Dizer que as Oakley Meta Vanguard têm um visual polarizador é pouco. A lente única, envolvente e com ar de máscara, as hastes espessas e angulares e o vidro polarizado muito brilhante fazem com que usar as Vanguard pareça francamente ridículo. Talvez funcionem nas pistas de ski - e mesmo aí, essencialmente em riders mais radicais (ou em fãs de um gosto discutível).

Por trás do aspeto pouco simpático, esconde-se uma ergonomia de alto nível. Com 66 gramas, são mais pesadas do que uns óculos comuns, mas continuam leves para um par pensado para treino. O peso está muito bem distribuído, o que garante um encaixe sólido mesmo quando o esforço aperta. Para ajustar ao rosto, há três tamanhos de apoio nasal. Além disso, as Vanguard têm certificação IP67, o que ajuda a aguentar condições severas (chuva intensa, muito suor ou poeiras).

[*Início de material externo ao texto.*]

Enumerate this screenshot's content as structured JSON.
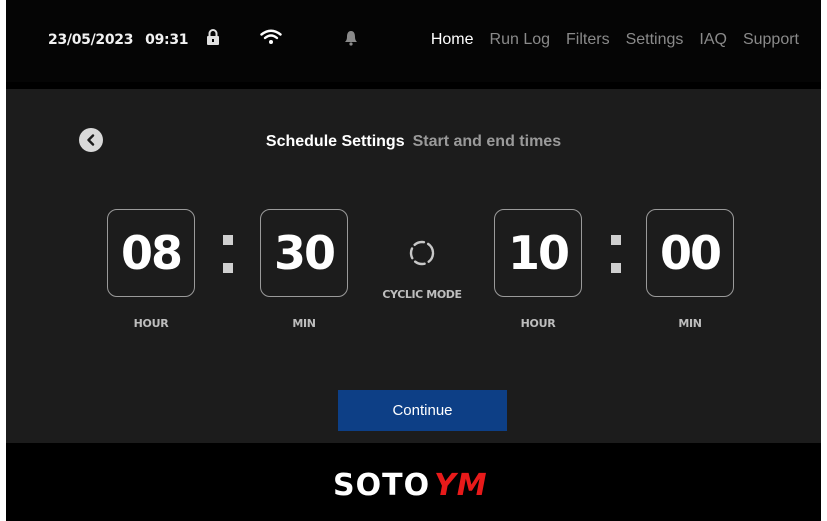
{
  "status_bar": {
    "date": "23/05/2023",
    "time": "09:31",
    "icons": [
      "lock-icon",
      "wifi-icon",
      "bell-icon"
    ]
  },
  "nav": {
    "items": [
      {
        "label": "Home",
        "active": true
      },
      {
        "label": "Run Log",
        "active": false
      },
      {
        "label": "Filters",
        "active": false
      },
      {
        "label": "Settings",
        "active": false
      },
      {
        "label": "IAQ",
        "active": false
      },
      {
        "label": "Support",
        "active": false
      }
    ]
  },
  "schedule": {
    "title": "Schedule Settings",
    "subtitle": "Start and end times",
    "start": {
      "hour": "08",
      "minute": "30"
    },
    "end": {
      "hour": "10",
      "minute": "00"
    },
    "hour_label": "HOUR",
    "min_label": "MIN",
    "mode_label": "CYCLIC MODE",
    "continue_label": "Continue"
  },
  "brand": {
    "logo_main": "SOTO",
    "logo_accent": "YM"
  },
  "colors": {
    "background": "#000000",
    "panel": "#1c1c1c",
    "button": "#0d3f86",
    "brand_red": "#e81a1a"
  }
}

A grande diferença face às Ray-Ban está em um botão de ação programável, colocado sob a haste direita. Serve para executar uma ação predefinida sem recorrer à voz. Pode, por exemplo, iniciar uma playlist, ativar um modo de vídeo Hyperlapse ou pedir as estatísticas da corrida com um toque. Uma adição inteligente.

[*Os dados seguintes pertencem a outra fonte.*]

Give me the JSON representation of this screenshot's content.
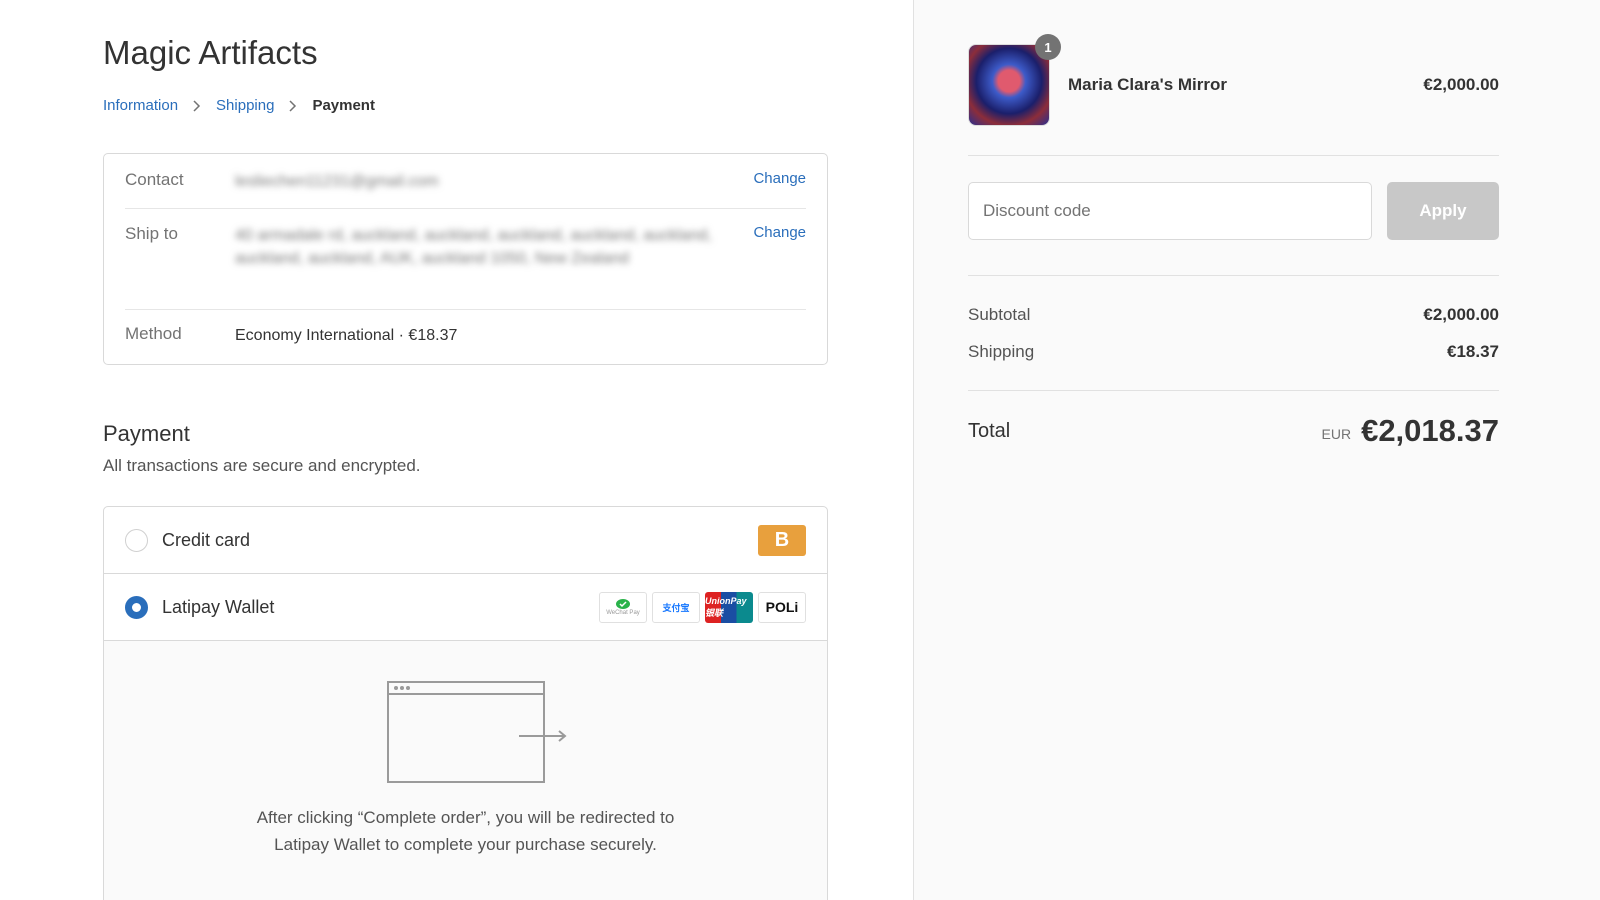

A Oakley inclui ainda Prizm, a ótica “assinatura” da marca, conhecida por reforçar contrastes e tornar os detalhes mais fáceis de distinguir.

O principal ponto negativo: quem usa óculos graduados não consegue colocar lentes corretivas neste modelo. A alternativa fica, assim, praticamente limitada a lentes de contacto - o que, inevitavelmente, reduz o público.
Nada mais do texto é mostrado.